This paper presents a new approach for end-to-end audio-visual multi-talker
speech recognition. The approach, referred to here as the visual context
attention model (VCAM), is important because it uses the available video
information to assign decoded text to one of multiple visible faces. This
essentially resolves the label ambiguity issue associated with most
multi-talker modeling approaches which can decode multiple label strings but
cannot assign the label strings to the correct speakers. This is implemented as
a transformer-transducer based end-to-end model and evaluated using a two
speaker audio-visual overlapping speech dataset created from YouTube videos.

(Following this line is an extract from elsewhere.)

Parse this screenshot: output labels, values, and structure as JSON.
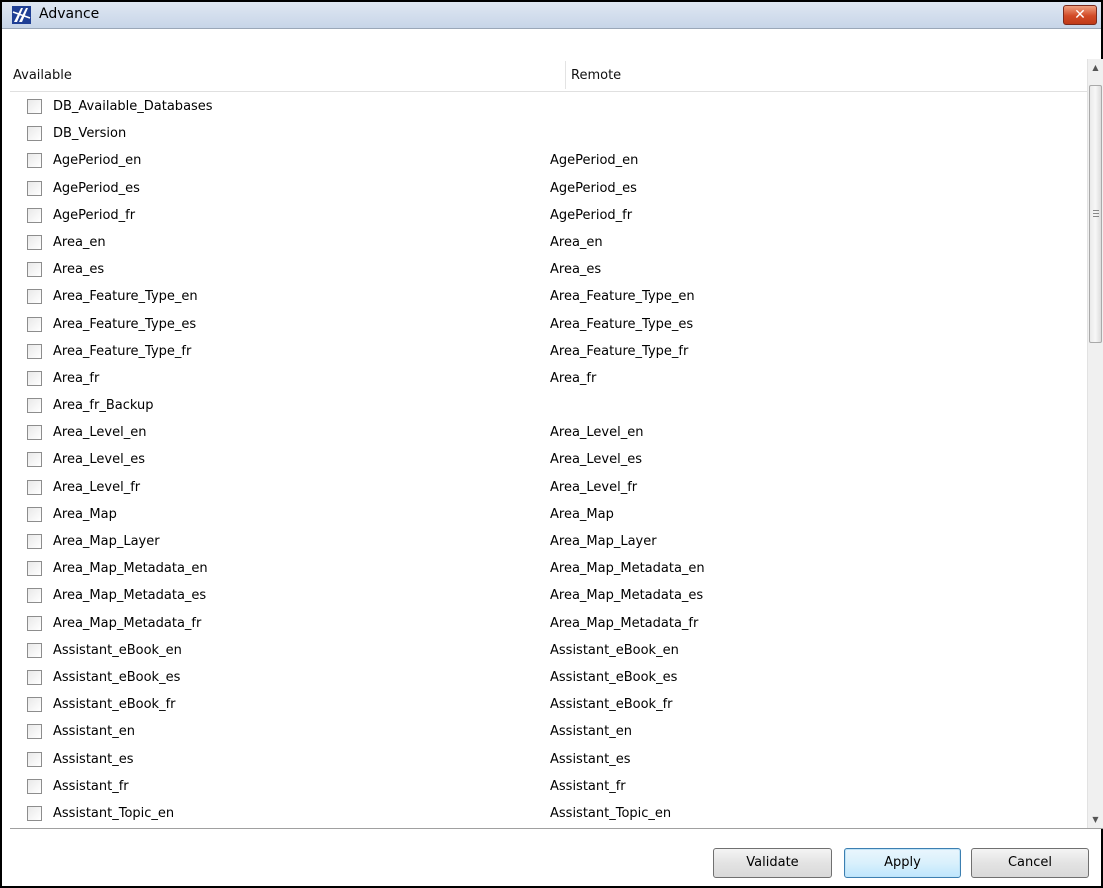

It
is shown in the paper that the VCAM model improves performance with respect to
previously reported audio-only and audio-visual multi-talker ASR systems.

本文提出了一种新的终端对终端的音视频多人说话识别方法 - 视觉上下文注意力模型 (VCAM)，使用可用的视频信息将解码的文本分配给多个可见面孔中的一个，具有解决多人说话建模方法中的标签歧义问题，该方法实现为基于 Transformer-Transducer 的终端到终端模型，并使用来自 YouTube 视频的两个说话者音频 - 视觉重叠话语数据集进行评估，表明 VCAM 模型相对于之前报告的仅音频和音视频多人说话识别系统提高了性能。